Chuta o pau da barraca quando:
Sempre. No trânsito com gente lerda, gente que esquece de dar seta, gente que não dá passagem. Na fila do supermercado. E, com atendente grosseiro de qualquer comércio – o mínimo que eu exijo é respeito quando sou consumidora. Odeio gente aproveitadora. Falsos santos...
Perfume que usa no momento:
Egeo Dolce, Angel, Amor Amor Elixir e Sensuelle. Amo todos os perfumes beeeeeeem doces.
Elogio favorito:
A Carla é inteligente!
Talento oculto:
Meu sexto sentido!
Não importa o quanto seja moda, eu não usaria nem no meu enterro:
Macacão jeans com lycra, daqueles bem piriguetes.
Queria ter nascido sabendo:
Dançar.
Sou extremamente:
Romântica, apesar das aparências mostrarem o contrário.
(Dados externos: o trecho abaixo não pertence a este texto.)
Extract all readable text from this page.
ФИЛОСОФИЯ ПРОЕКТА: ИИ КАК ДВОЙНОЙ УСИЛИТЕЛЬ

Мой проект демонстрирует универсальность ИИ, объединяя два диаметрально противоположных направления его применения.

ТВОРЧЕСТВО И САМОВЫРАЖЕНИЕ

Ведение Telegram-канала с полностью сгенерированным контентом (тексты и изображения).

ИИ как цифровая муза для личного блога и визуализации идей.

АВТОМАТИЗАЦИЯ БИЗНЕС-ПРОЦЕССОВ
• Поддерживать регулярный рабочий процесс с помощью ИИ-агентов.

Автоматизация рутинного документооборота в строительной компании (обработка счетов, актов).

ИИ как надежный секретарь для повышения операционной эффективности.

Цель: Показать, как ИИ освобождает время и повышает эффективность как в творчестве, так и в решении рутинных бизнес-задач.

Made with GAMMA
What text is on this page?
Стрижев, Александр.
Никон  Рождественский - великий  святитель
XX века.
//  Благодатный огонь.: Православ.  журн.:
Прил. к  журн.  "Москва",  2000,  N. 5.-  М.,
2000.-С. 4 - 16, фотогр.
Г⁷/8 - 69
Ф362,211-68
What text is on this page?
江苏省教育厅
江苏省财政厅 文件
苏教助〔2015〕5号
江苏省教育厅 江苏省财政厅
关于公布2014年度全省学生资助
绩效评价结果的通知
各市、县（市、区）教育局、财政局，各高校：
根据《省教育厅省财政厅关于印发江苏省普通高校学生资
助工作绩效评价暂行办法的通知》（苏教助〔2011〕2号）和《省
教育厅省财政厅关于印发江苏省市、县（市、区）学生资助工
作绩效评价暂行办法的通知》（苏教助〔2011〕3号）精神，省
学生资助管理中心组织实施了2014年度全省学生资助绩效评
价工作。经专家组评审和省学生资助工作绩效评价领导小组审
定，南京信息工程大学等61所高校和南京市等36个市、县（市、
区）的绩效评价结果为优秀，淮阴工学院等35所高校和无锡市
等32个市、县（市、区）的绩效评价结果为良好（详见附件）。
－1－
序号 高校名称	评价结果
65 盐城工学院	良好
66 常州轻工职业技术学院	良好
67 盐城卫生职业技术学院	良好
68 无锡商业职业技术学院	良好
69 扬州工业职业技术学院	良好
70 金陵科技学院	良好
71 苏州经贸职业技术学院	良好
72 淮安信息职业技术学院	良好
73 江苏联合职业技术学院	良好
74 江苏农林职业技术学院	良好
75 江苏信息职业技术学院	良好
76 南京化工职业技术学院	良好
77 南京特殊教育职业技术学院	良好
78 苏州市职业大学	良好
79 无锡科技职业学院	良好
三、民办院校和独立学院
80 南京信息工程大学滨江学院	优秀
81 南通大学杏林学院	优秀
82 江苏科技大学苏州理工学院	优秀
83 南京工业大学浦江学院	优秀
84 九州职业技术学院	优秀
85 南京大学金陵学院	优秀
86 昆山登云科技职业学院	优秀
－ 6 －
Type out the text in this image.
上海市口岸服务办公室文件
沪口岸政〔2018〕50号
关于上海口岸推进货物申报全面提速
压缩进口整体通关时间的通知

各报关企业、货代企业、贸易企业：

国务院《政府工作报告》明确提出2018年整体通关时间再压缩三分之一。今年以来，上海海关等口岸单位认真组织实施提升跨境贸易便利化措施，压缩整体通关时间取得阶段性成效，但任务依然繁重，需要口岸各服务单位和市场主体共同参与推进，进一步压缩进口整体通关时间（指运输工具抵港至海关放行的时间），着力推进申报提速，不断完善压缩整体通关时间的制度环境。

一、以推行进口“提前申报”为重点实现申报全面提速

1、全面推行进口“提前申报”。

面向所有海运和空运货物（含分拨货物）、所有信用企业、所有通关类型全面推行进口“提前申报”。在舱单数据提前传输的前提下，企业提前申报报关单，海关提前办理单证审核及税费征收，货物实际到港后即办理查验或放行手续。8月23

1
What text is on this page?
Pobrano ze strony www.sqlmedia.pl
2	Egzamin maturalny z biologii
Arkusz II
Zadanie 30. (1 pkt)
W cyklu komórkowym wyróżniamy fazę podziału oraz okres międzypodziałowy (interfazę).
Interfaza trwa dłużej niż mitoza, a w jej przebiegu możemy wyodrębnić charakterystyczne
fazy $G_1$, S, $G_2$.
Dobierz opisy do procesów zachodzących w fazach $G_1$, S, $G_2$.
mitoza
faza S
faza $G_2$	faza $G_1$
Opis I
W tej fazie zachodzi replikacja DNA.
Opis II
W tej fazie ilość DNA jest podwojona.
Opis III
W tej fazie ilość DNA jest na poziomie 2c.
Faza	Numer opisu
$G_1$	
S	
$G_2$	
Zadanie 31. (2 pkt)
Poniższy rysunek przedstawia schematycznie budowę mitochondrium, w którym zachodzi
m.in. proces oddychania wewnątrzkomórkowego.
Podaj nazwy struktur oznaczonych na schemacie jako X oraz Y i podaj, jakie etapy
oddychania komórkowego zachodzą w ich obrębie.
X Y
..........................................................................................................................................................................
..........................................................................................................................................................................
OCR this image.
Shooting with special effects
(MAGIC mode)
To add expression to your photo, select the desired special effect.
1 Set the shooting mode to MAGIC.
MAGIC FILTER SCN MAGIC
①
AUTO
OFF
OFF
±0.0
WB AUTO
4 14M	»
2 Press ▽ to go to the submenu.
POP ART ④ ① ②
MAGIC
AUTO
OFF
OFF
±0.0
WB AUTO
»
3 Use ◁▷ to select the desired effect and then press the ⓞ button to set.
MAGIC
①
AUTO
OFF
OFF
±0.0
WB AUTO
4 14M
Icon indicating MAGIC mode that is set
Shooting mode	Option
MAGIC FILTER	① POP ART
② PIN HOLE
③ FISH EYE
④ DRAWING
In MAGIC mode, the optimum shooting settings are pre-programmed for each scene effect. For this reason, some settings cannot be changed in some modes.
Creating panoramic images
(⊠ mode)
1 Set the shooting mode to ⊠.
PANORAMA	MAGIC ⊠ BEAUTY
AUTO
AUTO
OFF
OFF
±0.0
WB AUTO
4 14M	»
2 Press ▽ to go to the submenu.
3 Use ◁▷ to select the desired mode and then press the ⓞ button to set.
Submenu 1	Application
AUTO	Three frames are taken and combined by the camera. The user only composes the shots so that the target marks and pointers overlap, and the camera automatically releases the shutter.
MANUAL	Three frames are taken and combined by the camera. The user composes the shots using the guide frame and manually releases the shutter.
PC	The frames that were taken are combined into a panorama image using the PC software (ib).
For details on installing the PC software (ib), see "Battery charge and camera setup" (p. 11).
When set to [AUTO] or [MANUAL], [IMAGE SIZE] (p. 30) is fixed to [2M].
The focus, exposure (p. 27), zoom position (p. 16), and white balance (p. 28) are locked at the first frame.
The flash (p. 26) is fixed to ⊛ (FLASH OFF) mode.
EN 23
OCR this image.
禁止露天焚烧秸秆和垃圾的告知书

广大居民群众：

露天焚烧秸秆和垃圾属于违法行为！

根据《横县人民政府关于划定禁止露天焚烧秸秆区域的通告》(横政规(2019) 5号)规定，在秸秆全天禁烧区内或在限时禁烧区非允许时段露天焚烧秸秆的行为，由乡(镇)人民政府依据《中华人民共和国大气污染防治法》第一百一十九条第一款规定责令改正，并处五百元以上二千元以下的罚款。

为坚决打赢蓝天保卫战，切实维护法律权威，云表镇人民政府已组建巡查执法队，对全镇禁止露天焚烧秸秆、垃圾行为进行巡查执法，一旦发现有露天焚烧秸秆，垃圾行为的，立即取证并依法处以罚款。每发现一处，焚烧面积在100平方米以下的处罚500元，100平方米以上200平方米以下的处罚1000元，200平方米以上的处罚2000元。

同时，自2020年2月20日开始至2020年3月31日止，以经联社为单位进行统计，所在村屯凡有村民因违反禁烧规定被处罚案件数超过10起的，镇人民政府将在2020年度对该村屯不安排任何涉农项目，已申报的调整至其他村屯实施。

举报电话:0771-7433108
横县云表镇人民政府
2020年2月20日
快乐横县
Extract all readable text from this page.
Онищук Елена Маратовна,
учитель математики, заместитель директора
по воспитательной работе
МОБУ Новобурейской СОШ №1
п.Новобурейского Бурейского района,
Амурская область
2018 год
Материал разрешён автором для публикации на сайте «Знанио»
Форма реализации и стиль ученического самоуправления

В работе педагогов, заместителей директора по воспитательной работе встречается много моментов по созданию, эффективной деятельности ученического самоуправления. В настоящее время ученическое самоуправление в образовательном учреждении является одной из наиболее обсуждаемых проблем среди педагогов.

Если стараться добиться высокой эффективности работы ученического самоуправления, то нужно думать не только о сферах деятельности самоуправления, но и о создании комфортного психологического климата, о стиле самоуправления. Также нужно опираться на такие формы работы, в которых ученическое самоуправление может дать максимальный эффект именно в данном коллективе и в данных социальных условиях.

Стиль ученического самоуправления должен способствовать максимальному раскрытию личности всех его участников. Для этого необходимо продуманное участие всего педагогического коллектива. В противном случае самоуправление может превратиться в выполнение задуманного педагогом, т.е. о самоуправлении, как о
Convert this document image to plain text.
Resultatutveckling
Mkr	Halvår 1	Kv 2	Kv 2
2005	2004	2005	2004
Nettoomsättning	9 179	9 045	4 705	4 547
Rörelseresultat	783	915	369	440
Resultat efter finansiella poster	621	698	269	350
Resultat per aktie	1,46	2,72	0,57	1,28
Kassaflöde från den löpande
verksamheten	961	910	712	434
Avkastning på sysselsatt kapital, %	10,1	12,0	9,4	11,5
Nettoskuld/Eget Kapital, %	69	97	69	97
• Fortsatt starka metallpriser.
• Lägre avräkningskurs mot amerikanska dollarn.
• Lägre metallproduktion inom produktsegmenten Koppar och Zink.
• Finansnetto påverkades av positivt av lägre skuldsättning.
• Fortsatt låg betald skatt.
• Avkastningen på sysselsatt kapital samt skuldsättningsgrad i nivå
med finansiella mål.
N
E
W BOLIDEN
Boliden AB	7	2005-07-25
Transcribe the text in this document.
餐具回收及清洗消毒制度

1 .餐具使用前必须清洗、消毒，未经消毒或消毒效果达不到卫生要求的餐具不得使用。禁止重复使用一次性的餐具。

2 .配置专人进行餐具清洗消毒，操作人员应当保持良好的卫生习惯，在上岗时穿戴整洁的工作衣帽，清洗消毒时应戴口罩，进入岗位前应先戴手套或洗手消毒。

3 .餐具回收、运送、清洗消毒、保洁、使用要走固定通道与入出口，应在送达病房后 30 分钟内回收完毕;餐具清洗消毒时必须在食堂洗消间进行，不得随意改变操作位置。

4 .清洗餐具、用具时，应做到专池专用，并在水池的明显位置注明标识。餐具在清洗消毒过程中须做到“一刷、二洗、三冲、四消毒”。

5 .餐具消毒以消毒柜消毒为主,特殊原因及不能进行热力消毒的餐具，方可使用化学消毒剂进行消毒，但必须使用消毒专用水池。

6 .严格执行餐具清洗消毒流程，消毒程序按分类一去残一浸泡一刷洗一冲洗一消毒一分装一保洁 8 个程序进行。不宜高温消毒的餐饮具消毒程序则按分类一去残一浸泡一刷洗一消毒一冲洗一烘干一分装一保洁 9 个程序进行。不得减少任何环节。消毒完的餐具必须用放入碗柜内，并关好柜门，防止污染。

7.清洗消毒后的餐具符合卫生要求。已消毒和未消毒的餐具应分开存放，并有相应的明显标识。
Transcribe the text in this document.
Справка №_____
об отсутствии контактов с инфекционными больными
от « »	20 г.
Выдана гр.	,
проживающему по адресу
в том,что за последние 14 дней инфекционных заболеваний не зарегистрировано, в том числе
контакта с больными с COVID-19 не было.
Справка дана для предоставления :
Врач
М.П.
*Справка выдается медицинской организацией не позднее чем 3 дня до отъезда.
Para dar continuidade, eu indico:
1.Ninguém, ando em falta com todo o universo blogueiro.

Quem quiser postar fique a vontade, me avise e eu vou ler.

domingo, 7 de junho de 2009

Fazendo Arte

Eu acabei de perceber que realmente eu tenho síndrome de compulsão e tendência ao vício!
Tudo que eu gosto, eu gosto mesmo, muito, bastante! (É o lado positivo do bipolar falando!).

E de tudo que gosto, cosméticos em todas as suas variantes (esmaltes, cremes, perfumes e mais recentemente maquiagem) é uma das coisas que divide o topo da lista dos preferidos com livros, Melissas, temperos...

E agora dei para querer me profissionalizar na maquiagem. Sim, me profissionalizar, mas para mim apenas. Tudo que eu pego pra fazer quero fazer bem feito, do tipo achar que minha escova no cabelo fica mais bonita que a da cabelereira e minha unha melhor que muitas manicures por aí. Só falta levar este dom para a sombrancelha.

E, na onda da maquiagem, estou começando a montar minha coleçãozinha de pincéis, pois nos blogs da vida, que logo, logo farão parte do meu menu lateral (preciso de tempo), descobri que um pincel é tudo na vida de uma mulher. Com ele é que se consegue os milagres da arte de pintar o rosto. Como uma pessoa não rica, não posso me entupir de MAC assim de prima, então, posso apenas apresentar pra vocês meus queridinhos de acordo com as posses, incluindo aí pincéis de pintura artística (!), da Condor - que num bom garimpo são quase que idênticos aos exclusivos para cosméticos.


Na foto, meus novos filhinhos, estão recém lavados com shampoo neutro do jeito que eu aprendi com a super Marina. Tenho quase todos da nova coleção do O Boticário, dois da Bourjois, um pente de sobrancelha/sombra do conjunto xing ling da Avon e dois pincéis Condor (o maior com pelo natural e fofinho de ponei!). Estou esperando chegar um de blush/pó importado da Avon para ficar com a coleção básica quase completa.

E sigo no lema: "eu acredito em cosméticos"!